Della vicenda si occupò anche il Secolo d'Italia che registrò la delusione di quest'ultimo per le parole rilasciate dal cantautore, credendolo vicino alle posizioni di An; a Milano, infatti, aveva suonato alla festa di Alleanza Nazionale alla palazzina Liberty. Battiato replicò prontamente: «Io di destra? Ma se non sono mai stato di destra in vita mia». Nell'ottobre dello stesso anno, in un'altra intervista al Corriere, ritorna sull'argomento dichiarando: «Berlusconi? Già le sue TV erano un segno premonitore del disprezzo per la serietà di essere artisti» e ancora prima: «Qualcuno si è inventato la storia per cui sarei di destra, non è vero. Se uno legge bene le mie cose sa da tempo che sono un proletario dello spirito. Sono sempre stato vicino a una certa sinistra; non certo quella sovietica; la sinistra dei diritti e delle libertà». In occasione del suo sessantunesimo compleanno, il 23 marzo 2006, in un'intervista a Radio Radicale annunciò il suo voto per la lista Rosa nel Pugno in vista delle elezioni politiche del 9 e 10 aprile seguenti. Nel maggio 2009 dichiarò che in occasione delle elezioni europee 2009 avrebbe votato per la Lista Emma Bonino.[44]
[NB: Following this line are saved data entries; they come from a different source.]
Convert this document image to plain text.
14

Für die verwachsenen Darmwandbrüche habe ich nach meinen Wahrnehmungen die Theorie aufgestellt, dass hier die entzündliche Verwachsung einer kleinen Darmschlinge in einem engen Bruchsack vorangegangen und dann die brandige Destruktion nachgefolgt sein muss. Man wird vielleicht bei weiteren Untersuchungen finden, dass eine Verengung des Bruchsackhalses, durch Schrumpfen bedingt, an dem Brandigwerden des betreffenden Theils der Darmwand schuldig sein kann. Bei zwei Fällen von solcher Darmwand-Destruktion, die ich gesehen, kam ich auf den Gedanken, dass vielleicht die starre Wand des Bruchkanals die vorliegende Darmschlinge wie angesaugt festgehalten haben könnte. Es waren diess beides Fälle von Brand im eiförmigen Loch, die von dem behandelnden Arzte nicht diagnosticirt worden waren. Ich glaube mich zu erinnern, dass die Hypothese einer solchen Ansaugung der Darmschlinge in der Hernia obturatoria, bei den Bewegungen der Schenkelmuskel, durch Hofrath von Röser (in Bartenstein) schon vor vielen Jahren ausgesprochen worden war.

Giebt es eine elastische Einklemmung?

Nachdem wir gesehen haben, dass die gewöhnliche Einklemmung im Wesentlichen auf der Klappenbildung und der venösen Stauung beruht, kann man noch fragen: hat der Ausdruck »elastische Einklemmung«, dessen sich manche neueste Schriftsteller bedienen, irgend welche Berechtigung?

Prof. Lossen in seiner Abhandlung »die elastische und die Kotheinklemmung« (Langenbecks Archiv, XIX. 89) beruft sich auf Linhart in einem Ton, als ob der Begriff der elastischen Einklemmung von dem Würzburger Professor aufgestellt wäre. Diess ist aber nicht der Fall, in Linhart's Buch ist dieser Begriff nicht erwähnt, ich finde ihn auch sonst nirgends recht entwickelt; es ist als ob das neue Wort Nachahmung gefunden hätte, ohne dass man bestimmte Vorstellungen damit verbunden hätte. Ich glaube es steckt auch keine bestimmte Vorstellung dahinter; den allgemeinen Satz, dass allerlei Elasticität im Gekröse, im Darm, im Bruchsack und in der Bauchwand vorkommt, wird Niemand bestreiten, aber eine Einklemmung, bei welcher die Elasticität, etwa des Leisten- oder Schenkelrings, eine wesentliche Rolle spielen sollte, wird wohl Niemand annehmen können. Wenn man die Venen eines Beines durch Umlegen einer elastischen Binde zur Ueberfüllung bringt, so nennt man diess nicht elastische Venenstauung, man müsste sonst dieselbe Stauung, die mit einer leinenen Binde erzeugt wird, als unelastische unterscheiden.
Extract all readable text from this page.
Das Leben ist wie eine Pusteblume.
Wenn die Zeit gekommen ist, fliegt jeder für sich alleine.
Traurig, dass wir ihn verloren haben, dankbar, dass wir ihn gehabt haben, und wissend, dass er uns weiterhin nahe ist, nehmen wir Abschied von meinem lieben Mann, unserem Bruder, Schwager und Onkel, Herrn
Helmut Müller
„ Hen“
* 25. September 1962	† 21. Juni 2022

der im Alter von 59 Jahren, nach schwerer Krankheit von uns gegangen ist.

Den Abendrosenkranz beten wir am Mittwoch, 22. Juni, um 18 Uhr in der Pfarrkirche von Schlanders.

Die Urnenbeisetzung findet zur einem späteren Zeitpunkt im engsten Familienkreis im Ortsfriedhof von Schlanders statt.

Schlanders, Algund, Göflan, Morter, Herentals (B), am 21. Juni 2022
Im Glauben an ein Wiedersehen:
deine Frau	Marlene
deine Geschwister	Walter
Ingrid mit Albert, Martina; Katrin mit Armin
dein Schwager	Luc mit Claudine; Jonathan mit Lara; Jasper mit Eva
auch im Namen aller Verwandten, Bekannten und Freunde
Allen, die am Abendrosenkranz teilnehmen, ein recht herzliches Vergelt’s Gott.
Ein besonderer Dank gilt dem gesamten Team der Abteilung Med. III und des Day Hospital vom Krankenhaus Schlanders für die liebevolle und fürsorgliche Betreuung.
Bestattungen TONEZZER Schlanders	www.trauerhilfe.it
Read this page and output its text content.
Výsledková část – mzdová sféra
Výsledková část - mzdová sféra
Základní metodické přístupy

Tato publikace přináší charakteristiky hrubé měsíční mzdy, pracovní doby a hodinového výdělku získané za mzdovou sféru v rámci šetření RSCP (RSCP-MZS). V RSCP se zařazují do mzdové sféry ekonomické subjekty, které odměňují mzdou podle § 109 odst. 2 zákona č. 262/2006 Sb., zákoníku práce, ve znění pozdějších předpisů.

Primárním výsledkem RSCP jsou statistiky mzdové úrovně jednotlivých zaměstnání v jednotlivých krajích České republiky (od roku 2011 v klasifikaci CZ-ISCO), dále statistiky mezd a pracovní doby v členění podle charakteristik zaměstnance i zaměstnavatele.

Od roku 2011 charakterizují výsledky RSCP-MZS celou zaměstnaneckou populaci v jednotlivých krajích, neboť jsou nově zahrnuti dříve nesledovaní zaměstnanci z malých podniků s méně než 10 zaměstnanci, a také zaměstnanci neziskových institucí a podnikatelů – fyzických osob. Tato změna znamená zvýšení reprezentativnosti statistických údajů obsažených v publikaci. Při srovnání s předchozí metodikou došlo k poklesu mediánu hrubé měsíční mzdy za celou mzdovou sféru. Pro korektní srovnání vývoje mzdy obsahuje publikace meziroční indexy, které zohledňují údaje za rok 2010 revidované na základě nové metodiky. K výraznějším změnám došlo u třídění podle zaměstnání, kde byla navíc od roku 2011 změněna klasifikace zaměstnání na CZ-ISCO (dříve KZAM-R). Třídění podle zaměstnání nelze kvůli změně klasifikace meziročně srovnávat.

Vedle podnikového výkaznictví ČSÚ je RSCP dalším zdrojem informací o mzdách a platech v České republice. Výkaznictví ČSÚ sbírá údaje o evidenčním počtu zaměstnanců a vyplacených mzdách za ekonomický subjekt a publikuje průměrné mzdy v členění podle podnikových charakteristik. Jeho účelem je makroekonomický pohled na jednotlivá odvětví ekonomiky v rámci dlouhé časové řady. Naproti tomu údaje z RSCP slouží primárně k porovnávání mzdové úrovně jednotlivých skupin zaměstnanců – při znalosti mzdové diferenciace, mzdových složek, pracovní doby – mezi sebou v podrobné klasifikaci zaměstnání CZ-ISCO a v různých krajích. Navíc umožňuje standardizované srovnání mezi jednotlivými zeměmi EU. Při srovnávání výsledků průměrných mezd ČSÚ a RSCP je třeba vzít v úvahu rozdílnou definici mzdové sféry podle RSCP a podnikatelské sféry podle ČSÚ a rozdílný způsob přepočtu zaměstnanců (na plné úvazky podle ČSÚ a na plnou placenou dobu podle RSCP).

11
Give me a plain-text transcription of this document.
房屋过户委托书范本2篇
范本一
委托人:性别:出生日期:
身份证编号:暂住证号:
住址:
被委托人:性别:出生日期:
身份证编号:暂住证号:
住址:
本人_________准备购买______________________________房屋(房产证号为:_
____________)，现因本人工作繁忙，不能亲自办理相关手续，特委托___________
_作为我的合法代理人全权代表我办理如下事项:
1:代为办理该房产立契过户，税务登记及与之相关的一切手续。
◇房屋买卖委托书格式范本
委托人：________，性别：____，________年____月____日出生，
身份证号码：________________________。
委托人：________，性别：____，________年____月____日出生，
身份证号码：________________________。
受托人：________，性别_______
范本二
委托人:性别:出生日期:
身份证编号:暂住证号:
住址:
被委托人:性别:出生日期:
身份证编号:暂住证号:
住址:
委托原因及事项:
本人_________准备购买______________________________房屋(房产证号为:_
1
Nell'ottobre 2010, intervistato da Lilli Gruber, Battiato dichiarò: «Non sono né di destra né di sinistra, sto in alto. E sono per l'essere umano e per gli esseri umani. Che mi piacciono, attenzione».[45] Salvo, poi, ad una domanda successiva, affermare di aver votato Bersani alle primarie del Partito Democratico e poi ancora che non lo avrebbe più votato, ma avrebbe scelto Vendola, confermando una simpatia per il centrosinistra.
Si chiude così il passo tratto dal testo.